Recruitment in financial services hits pre-pandemic levels, report finds

Recruitment in the City of London’s financial district hit levels not seen since before the pandemic in the final three months of 2021, according to new data.

There was a 40% increase in the number of jobs available in the City in the final three months of 2021 compared to the same period in 2019 and a 118% jump when compared with the end of 2020 as the UK was in lockdown and under restrictions.

Global professional services recruiter Morgan McKinley found that financial workers were also keen to look for new opportunities, with a 34% increase in job seekers compared to pre-pandemic levels.

The Winter London Employment Monitor also found the average salary increase of moving from one job to another was 19% in the period.

Moving was also more attractive, with 40% more jobs available in the final three months of 2021 compared to the same period before the pandemic, Morgan McKinley said.

Hakan Enver, managing director of Morgan McKinley UK, said: “The future is bright for City recruitment as the country starts to see the light at the end of the pandemic tunnel.

“With many companies getting their heads around working from home in 2021 and children back in school, we saw the sector grow beyond pre-pandemic levels by the end of last year.”

Last year there were a total of 32,331 financial services jobs created in London, a 118% increase from the previous year and a 30% year-on-year increase in job seekers.

The largest jobs increase came between April and June 2021, where there was a 211% increase in new jobs available compared to the same quarter in 2020.

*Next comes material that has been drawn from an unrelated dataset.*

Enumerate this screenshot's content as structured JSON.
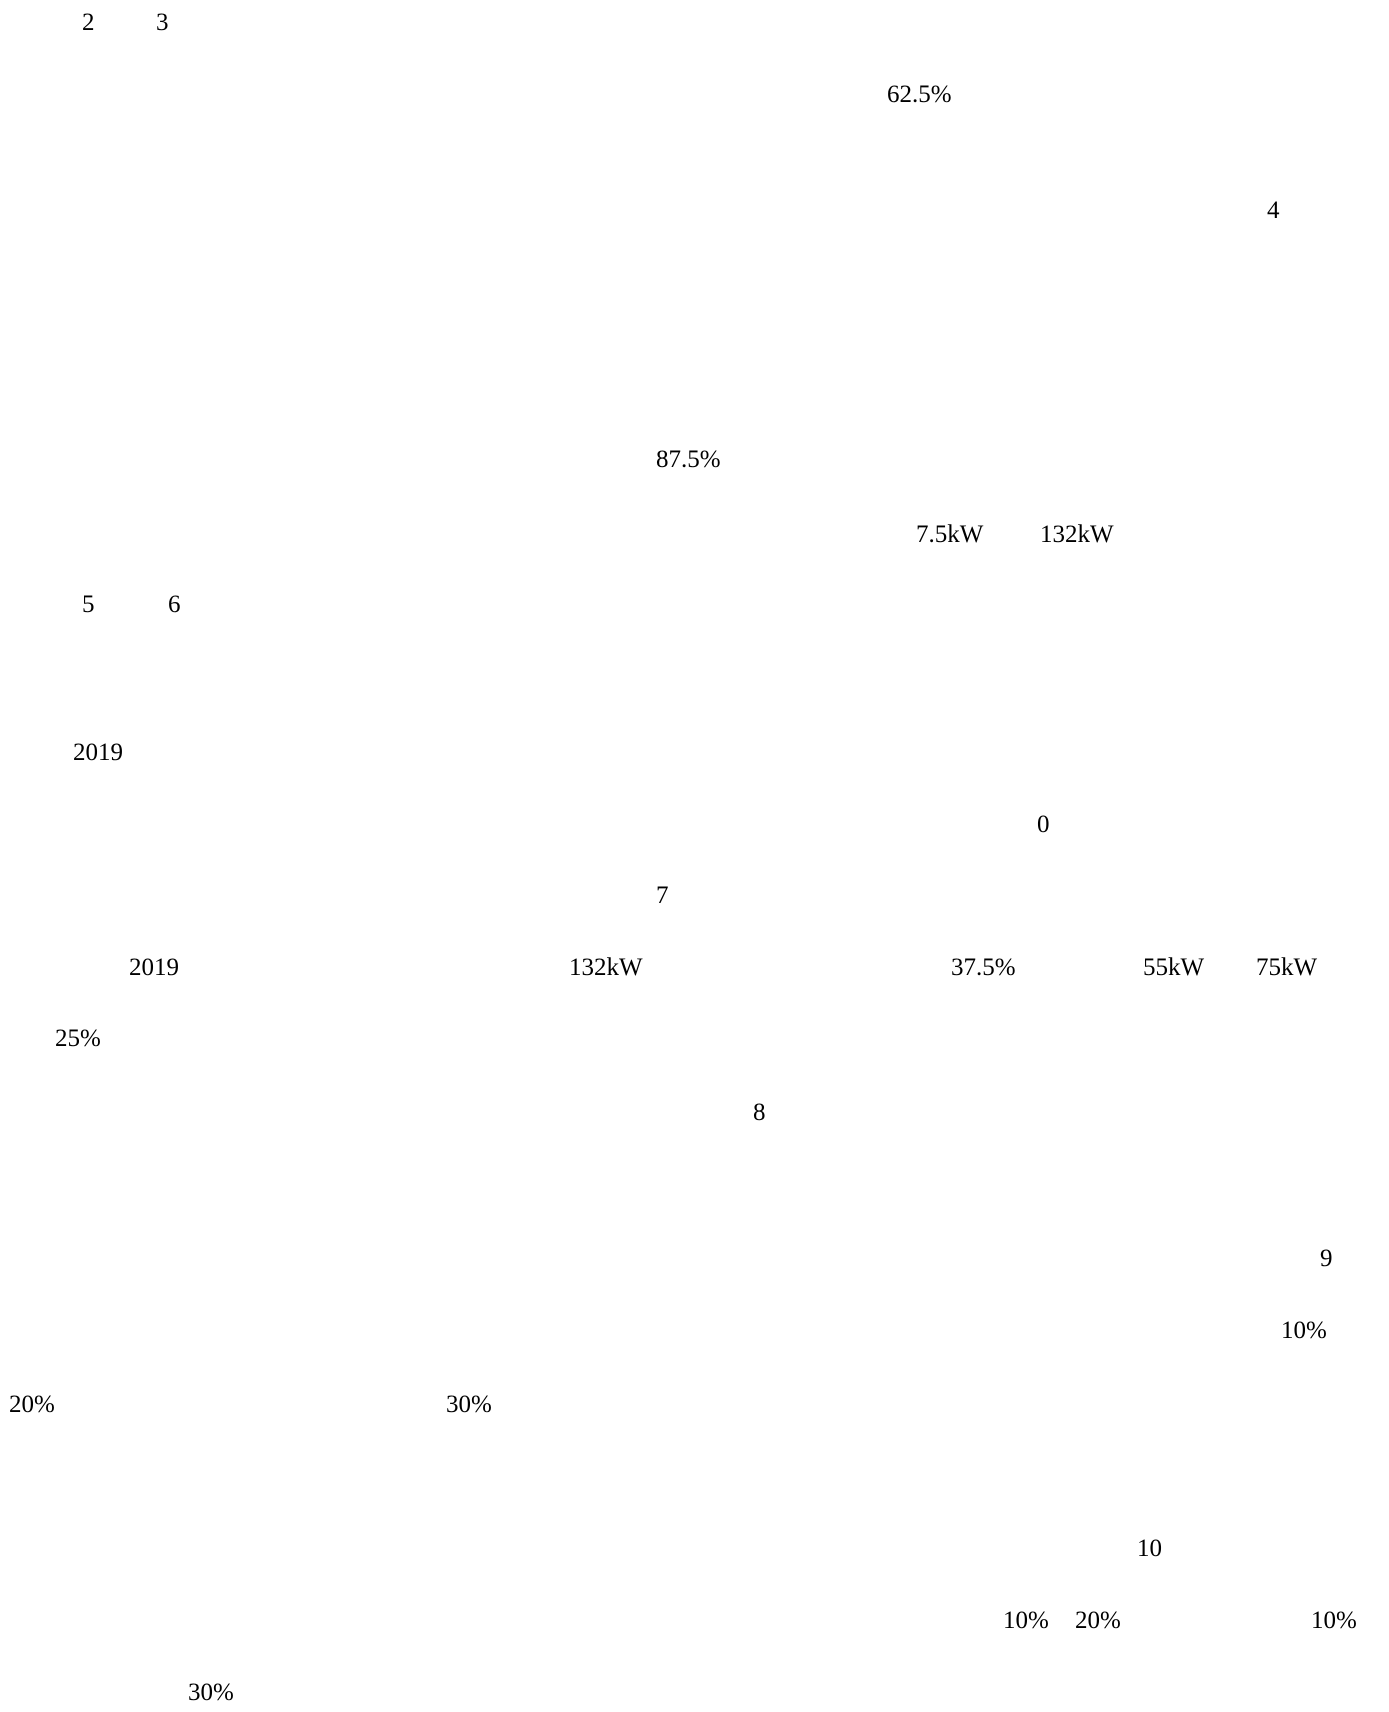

However, there was a slight drop in available jobs in the final three months of the year.

Mr Enver explained: “Firstly, the emergence of the Omicron variant and activation of Plan B created some uncertainty across businesses.

“Second, the reduced headcount due to more people taking their annual leave at the end of the year and businesses closing early for Christmas.

“As restrictions eased in July and businesses went back to the office in September, there were spikes in professionals looking for a new job.

“With Covid-19 changing our day-to-day working lives, people are increasingly searching for work-life balance, more flexibility or for a job they can get more satisfaction out of. They are not afraid of looking elsewhere for those things.”